Fourth, cross-cultural comparative studies would enhance understanding of how cultural context influences the relationship between self-concept and clinical decision-making. Comparing findings across different healthcare systems, cultural contexts, and resource environments could identify universal principles and culturally specific factors.
Finally, studies incorporating objective measures of clinical performance and patient outcomes would strengthen the evidence base for the practical significance of self-concept in nursing practice. Linking self-concept and decision-making measures to indicators such as medication errors, patient satisfaction scores, or length of stay would demonstrate the ultimate impact on patient care quality.
Conclusion
This study provides robust empirical evidence that self-concept, particularly leadership and communication subdomains, strongly predicts clinical decision-making among Palestinian nurses, with self-concept explaining 37.7% of variance in decision-making scores. The findings reveal three critical contributions: First, the discovery that stress significantly moderates this relationship demonstrates how environmental pressures can diminish self-concept’s benefits – a crucial insight for nursing in challenging settings. Second, we show that leadership self-concept matters more than general confidence for clinical decisions, suggesting targeted training programs would be more effective than generic self-esteem approaches. Third, the study validates key measurement tools for the Palestinian context, overcoming previous limitations of Western instruments in collectivist cultures.

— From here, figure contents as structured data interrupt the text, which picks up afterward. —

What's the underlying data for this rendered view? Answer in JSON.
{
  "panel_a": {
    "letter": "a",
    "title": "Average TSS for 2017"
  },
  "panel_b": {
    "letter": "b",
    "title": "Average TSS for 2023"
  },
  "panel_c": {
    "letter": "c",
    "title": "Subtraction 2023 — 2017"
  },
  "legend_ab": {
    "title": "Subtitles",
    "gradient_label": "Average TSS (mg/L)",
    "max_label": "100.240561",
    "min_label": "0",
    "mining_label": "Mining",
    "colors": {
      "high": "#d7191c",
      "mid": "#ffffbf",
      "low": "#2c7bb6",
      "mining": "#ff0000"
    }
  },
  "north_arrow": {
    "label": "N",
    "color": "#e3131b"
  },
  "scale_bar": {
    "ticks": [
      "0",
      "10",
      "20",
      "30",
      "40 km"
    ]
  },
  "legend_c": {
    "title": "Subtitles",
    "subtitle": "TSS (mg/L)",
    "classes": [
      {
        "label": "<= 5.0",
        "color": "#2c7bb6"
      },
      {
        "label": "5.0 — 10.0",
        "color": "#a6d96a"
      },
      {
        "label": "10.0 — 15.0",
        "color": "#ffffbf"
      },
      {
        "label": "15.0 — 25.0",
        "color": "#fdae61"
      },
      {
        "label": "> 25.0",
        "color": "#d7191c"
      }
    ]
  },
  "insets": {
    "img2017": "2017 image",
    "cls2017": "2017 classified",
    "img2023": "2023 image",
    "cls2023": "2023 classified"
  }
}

For nursing practice, these results highlight the need for structured mentorship programs that develop role-specific confidence and stress-management systems to protect nurses’ professional identity. While the study’s cross-sectional design limits causal claims, the use of anonymized data and pilot testing strengthened its reliability. Future work should focus on longitudinal intervention studies and incorporate objective performance metrics to build on these findings.
Ultimately, this research redefines professional self-concept as both a psychological and cultural resource for nurses. By demonstrating how personal and environmental factors interact to shape clinical decisions, it provides a practical blueprint for developing nursing excellence in Palestine and similar contexts worldwide. The findings bridge theory and practice while affirming the resilience of nurses working under extraordinary pressures.
Acknowledgments
The authors would like to express their thanks to all the nurses who participated in the study.